Mike has been working full-time taking care of his parents for more than a decade now.

“It started when my dad got sick,” he says. “I was working at Horizon Air – I had started there in 1998.”

Mike was the airline’s supervisor for ground operations at Portland International Airport, which means he was in charge of – among other things – making sure that the planes got to and from the gates and that passengers got on and off the planes.

“And in 2005, my dad was getting sicker and I was taking more and more days off to take care of him,” he says. “Originally my bosses were supportive, understanding. Eventually, though, it was too much and they allowed me to resign.”

Mike says that when he had been working, he was very good about investing and saving, and spending wisely. He originally paid to continue insurance after he left Horizon but – as expenses caring for his parents piled up as did the cost of just living day to day, insurance became prohibitive.

The choice was caring for his parents or for himself. It really wasn’t a choice.

“I was able to put enough money away to take care of my dad and now my mom,” he says. “And myself, I guess, to a certain degree but by the time I’m where my mom is, as I said, I won’t be able to be as comfortable.

“I like to think that I always have a plan. This time, I’m not really sure what it will be.”

Mike shows up every morning at Laurelhurst, often showing up at 7:30 in the morning and staying until 10 at night.

“I’m here about 90 hours a week,” he says. “Not just helping mom but helping others as well. The staff is here great but there is only so much that they can do. And not every person here has someone who can come in and help them.”

Mike says that as a volunteer, while he can’t do anything medical, there are many small tasks he can perform for his mom and other residents.

“From getting ice cream to helping get people to and from the dining room, there’s a lot I do to help people out,” he says. “So many people have no one and to be able to do something for them is a great reward,”

His mom smiles at him.

“He does so much,” she says. “He works so hard for so many.”

Betty knows about working hard.

“I worked my whole life,” she says.

“She worked for 55 years,” Mike adds. “She did her part, paid into the system.

But without Mike, it’s not clear where she would be now.

“She lived with me for about 10 years,” he says. “And I did a pretty good job.”
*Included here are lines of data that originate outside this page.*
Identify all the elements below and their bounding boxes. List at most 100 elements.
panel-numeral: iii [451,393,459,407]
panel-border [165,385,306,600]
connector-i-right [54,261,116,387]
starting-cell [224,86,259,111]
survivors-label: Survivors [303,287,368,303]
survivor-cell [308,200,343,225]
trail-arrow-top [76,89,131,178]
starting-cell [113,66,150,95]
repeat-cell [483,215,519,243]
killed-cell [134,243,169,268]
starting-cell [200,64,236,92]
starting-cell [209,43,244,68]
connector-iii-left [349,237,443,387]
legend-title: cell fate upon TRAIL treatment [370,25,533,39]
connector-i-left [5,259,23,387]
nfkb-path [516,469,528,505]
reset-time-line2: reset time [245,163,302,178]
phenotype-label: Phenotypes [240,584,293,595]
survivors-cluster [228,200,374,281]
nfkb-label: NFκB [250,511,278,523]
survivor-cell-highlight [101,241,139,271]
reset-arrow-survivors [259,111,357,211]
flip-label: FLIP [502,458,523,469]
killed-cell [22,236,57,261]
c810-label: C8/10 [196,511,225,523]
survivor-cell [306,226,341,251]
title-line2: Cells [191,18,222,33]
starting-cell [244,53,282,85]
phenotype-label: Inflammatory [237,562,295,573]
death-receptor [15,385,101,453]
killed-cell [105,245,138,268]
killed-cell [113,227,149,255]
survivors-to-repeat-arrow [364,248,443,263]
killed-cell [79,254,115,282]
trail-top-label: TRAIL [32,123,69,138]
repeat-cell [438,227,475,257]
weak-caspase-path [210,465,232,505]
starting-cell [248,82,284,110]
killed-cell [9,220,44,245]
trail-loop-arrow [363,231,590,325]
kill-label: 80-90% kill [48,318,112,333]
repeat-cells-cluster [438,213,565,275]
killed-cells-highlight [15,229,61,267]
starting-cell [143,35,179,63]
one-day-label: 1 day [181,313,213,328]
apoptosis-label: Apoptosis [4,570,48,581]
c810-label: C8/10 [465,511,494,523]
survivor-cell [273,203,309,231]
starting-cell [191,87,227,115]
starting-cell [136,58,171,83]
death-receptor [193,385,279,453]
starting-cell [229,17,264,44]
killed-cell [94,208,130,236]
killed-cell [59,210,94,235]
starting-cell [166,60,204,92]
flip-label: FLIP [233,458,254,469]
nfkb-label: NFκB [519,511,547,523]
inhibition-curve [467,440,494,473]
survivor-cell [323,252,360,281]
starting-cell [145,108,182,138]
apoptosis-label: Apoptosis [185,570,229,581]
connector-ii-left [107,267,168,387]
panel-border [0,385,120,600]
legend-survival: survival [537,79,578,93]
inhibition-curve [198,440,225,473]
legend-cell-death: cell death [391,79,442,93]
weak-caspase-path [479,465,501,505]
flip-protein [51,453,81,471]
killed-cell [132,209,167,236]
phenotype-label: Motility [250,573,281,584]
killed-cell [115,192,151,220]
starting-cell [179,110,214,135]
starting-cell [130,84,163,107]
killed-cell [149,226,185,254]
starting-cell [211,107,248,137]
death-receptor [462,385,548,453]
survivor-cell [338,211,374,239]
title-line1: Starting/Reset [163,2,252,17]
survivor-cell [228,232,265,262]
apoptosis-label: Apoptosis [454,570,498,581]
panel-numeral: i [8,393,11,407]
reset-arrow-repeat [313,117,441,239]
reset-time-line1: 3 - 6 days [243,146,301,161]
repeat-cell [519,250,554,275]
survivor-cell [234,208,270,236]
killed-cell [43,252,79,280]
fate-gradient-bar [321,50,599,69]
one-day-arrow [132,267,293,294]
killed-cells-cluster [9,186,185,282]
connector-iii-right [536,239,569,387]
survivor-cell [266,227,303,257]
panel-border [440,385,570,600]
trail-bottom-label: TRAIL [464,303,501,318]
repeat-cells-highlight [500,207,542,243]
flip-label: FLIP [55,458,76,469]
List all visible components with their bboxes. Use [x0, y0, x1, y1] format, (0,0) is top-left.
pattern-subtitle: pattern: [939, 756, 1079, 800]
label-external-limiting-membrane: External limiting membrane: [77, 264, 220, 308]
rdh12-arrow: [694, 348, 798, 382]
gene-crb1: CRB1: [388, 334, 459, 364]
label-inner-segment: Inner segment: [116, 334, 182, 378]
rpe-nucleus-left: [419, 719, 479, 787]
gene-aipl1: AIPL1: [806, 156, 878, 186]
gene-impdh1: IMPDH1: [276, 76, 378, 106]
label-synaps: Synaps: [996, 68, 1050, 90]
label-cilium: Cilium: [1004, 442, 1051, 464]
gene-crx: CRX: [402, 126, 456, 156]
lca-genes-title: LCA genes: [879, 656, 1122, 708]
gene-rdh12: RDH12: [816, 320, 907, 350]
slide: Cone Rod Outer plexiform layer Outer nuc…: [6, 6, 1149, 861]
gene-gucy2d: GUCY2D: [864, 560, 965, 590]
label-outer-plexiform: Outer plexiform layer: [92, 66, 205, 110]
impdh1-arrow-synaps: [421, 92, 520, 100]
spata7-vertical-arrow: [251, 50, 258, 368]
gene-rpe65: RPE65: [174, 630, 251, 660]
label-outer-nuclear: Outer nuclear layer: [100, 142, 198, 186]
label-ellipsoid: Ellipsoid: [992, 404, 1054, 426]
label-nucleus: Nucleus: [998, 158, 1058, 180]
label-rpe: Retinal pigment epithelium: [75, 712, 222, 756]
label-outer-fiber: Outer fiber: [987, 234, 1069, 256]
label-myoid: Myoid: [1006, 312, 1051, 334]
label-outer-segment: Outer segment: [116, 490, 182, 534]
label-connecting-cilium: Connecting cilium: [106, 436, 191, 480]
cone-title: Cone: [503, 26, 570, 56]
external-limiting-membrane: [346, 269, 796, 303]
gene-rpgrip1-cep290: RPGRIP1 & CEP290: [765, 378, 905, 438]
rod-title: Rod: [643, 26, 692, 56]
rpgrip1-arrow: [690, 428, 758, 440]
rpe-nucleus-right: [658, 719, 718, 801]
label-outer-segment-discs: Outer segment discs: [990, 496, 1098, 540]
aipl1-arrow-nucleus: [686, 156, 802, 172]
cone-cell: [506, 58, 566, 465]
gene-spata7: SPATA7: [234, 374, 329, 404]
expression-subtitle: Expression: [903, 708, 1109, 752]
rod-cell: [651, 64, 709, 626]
Earlier this year, though, it became too much. Over the past few years, Betty had had a couple of stints in physical rehabilitation facilities that always got her back to where she could go back and stay with her son.

This time, though, she failed rehab, as she points out.

“She wasn’t as mobile as she had been,” he says. “And there’s only so much that I can do.”

This is where Medicaid becomes very important. There’s a misconception that once people reach a certain age, Medicare takes care of them. It’s not the case. It pays a portion of expenses mostly related to rehabilitation facilities.

“Medicare doesn’t cover much,” Mike says. “Medicaid more, but still not everything.”

A place like Laurelhurst, which is better than some, not as fancy as others, still costs a few grand every month. Medicaid covers some – including $60 a month for personal expenses – but not enough, which is why Mike is watching his savings dwindle.

“By the time I am no longer to take care of myself,” he says. “If there is no more Medicaid available to me, I’m not quite sure what I will do.”

Mike is the youngest of three brothers – one who has spent his life at a job and the other who has spent his life in the military – and he wonders if his next step might be helping take care of one of them.

“Would I have liked to have been married, to have spent my life at a good job, to have bought a new car once,” he wonders. “Of course. But taking care of family, there is nothing more important than that. My mom and dad took care of their parents, they took care of me Then I took care of my dad and now her.

“I don’t understand why people don’t see how important it is to look after the people around them. It seems so basic yet so incomprehensible to so many.”

Betty looks at her son.

“You’re a good son,” she says. “A good person.”